Stavolta non c’è manco la scusa del mojito o del caldo torrido di Ferragosto. Capita che Matteo Salvini, dopo aver chiesto ossessivamente per mesi un ritorno alle urne qui e ora, invochi all’improvviso la nascita di un “Comitato di salvezza nazionale” per evitare che il Paese, fra crisi bancarie e industriali, “sprofondi nel baratro”. Il segretario della Lega ha detto sabato: “Stiamo vivendo un momento drammatico in cui tutti dovrebbero fermarsi, smetterla di far polemica. Chiediamo di sedersi tutti intorno a un tavolo a riflettere sui rischi che l’Italia sta vivendo. Se rischia di saltare una banca come la Popolare di Bari e con i licenziamenti all’Ilva rischia di saltare un’intera Regione e con lei l’Italia”. Inaspettatamente, dopo mesi di polemica quotidiana, non è più il momento della polemica. Fermi tutti. O meglio fermatevi, anzi fermiamoci. “Faccio un appello a tutti quelli che hanno a cuore il futuro dell’Italia, fermatevi, fermiamoci. Sediamoci attorno a un tavolo. Scegliamo alcuni interventi urgenti comuni, ridisegniamo le regole, salviamo il Paese che altrimenti rischia di affondare”.
Come abbiamo più volte sottolineato è da qualche decennio che i politici, quando per una qualunque ragione si trovano in un momento di impasse, invocano una ridefinizione delle regole, come se il guaio fosse nelle regole e non in chi gioca. Larghe intese, assemblee costituenti, riforme costituzionali, governi di salute pubblica, governi tecnici, governi di unità nazionale, monocameralismo, presidenzialismo… E attenzione: il riformismo a vanvera è un vizietto di destra quanto di sinistra (ammesso che esista ancora una sinistra in Italia e che l’ultimo esecutivo che tentò una riforma costituzionale si potesse chiamare di sinistra). Ora sul fronte del riformismo sono più attivi a destra: ha cominciato il Richelieu della Lega, qualche settimana fa, con la Costituente per cambiare tre o quattro regole. Ora Salvini si accoda a Giorgetti, avendo capito che per ora le urne sono un miraggio. Giorgia Meloni non è d’accordo perché non vuole allungare la vita alla legislatura (la quale però non pare per adesso sul punto di cadere); ma soprattutto dice che le riforme sono una cosa seria e per evidenti ragioni non le può fare questo Parlamento. Però vuole subito l’elezione diretta del capo dello Stato, riforma per la quale sta raccogliendo le firme. Come se trasformare una Repubblica parlamentare in un sistema presidenziale fosse una cosa che si fa dalla sera alla mattina.

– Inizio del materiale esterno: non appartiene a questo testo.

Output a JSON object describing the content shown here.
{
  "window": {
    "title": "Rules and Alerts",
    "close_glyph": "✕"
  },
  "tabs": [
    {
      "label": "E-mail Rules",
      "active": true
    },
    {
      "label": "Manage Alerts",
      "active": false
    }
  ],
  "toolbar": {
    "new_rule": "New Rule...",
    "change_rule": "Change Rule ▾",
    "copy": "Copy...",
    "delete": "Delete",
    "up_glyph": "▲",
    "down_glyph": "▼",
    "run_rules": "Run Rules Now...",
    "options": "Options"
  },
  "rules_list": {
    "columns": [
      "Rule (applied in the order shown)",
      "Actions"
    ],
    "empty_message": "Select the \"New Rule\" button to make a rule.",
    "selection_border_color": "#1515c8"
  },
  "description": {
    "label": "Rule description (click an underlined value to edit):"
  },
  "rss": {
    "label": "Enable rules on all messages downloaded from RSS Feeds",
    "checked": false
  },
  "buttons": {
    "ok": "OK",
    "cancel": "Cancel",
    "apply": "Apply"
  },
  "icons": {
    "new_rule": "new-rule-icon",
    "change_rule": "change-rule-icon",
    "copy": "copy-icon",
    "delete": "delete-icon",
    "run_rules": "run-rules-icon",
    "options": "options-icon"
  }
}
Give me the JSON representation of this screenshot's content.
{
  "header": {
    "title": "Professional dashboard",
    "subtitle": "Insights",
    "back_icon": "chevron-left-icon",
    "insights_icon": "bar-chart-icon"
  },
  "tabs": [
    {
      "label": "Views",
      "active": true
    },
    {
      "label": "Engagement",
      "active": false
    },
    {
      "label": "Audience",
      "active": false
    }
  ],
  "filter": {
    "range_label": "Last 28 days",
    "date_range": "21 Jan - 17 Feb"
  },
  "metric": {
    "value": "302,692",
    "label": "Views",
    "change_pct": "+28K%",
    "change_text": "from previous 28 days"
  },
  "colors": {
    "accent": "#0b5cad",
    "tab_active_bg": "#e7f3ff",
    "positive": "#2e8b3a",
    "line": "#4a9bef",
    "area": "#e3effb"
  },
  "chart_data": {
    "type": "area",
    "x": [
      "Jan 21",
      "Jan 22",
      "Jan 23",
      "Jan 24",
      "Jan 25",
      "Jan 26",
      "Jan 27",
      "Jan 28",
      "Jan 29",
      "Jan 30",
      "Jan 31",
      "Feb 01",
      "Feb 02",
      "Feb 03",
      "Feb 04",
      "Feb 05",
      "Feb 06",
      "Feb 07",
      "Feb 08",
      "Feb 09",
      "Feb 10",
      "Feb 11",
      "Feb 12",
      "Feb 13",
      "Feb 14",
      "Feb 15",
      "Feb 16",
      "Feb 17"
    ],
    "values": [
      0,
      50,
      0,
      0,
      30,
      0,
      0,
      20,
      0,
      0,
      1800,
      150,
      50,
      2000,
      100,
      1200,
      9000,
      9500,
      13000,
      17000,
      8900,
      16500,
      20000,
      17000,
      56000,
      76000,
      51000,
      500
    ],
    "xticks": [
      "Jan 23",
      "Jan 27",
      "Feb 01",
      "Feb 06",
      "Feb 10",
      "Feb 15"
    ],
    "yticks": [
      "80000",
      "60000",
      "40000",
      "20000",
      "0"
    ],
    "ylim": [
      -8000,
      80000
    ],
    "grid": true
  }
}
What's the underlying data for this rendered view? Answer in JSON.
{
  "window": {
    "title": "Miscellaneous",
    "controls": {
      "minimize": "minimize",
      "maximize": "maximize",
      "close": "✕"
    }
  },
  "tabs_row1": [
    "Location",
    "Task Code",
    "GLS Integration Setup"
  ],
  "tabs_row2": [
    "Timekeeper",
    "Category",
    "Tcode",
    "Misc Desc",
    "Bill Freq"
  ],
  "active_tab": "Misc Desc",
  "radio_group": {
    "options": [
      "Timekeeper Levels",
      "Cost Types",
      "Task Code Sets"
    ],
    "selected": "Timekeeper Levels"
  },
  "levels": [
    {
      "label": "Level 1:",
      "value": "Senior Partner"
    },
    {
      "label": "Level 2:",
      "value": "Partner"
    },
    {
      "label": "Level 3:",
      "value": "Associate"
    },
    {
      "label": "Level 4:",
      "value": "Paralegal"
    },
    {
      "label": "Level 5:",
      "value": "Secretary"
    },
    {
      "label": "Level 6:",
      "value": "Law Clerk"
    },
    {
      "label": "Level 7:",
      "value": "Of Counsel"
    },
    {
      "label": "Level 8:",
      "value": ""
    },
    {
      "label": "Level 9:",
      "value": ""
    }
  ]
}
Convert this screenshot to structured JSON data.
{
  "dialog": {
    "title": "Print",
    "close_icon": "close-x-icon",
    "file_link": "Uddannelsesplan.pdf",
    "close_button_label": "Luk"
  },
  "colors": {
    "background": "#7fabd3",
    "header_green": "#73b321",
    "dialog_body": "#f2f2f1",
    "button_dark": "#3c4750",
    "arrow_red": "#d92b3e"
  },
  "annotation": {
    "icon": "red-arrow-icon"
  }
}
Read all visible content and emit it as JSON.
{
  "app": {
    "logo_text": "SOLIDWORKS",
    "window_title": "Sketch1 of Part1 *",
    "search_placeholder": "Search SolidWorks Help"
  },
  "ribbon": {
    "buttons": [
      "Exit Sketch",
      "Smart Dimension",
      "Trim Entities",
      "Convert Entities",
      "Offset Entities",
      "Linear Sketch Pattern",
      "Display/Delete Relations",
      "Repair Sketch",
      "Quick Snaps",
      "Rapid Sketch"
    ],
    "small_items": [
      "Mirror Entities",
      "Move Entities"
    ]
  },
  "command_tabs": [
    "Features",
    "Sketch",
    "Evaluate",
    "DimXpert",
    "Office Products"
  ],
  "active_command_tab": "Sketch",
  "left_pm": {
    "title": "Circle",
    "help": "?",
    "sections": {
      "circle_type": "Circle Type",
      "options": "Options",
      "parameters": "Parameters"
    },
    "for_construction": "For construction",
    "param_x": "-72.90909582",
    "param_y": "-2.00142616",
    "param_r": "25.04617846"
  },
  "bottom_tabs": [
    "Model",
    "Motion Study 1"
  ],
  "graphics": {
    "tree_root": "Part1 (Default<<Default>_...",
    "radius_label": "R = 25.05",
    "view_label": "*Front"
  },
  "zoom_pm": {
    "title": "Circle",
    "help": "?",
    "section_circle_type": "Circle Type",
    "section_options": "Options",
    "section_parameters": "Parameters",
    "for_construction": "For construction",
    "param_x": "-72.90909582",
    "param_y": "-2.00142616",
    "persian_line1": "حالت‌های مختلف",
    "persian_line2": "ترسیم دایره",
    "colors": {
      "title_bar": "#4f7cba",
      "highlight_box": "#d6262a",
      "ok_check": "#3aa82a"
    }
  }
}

Detto tutto ciò è abbastanza chiaro che il problema non sono le regole. Il fatto è che il funzionamento delle istituzioni è diventato il miglior alibi di una classe politica non solo inetta (e già questo è grave) ma anche cinica e opportunista come mai. Prima bisognava sapere chi aveva vinto la sera delle elezioni, adesso quasi tutti invocano il proporzionale per questioni di sopravvivenza. Prima si invocava la governabilità, ora si porta di più la rappresentanza… Per quanto riguarda Salvini, sarebbe già qualcosa se si fermasse lui e provasse a non contraddire se stesso un giorno sì e l’altro pure perché non si sa a quale dei due Salvini dare retta: all’incendiario o al pompiere? Ieri per dire ha detto che il prossimo governo dopo questo lo decidono gli italiani. “Non penso a un governo senza prima passare dal voto, con un altro presidente del Consiglio, con Renzi, Di Maio e Zingaretti”. Quanto alla vis polemica e al fermiamoci, è durata poco: ieri ha annunciato ricorso alla Corte costituzionale per denunciare la mancata trasparenza sulla manovra, criticando i tempi e i modi dell’esame parlamentare.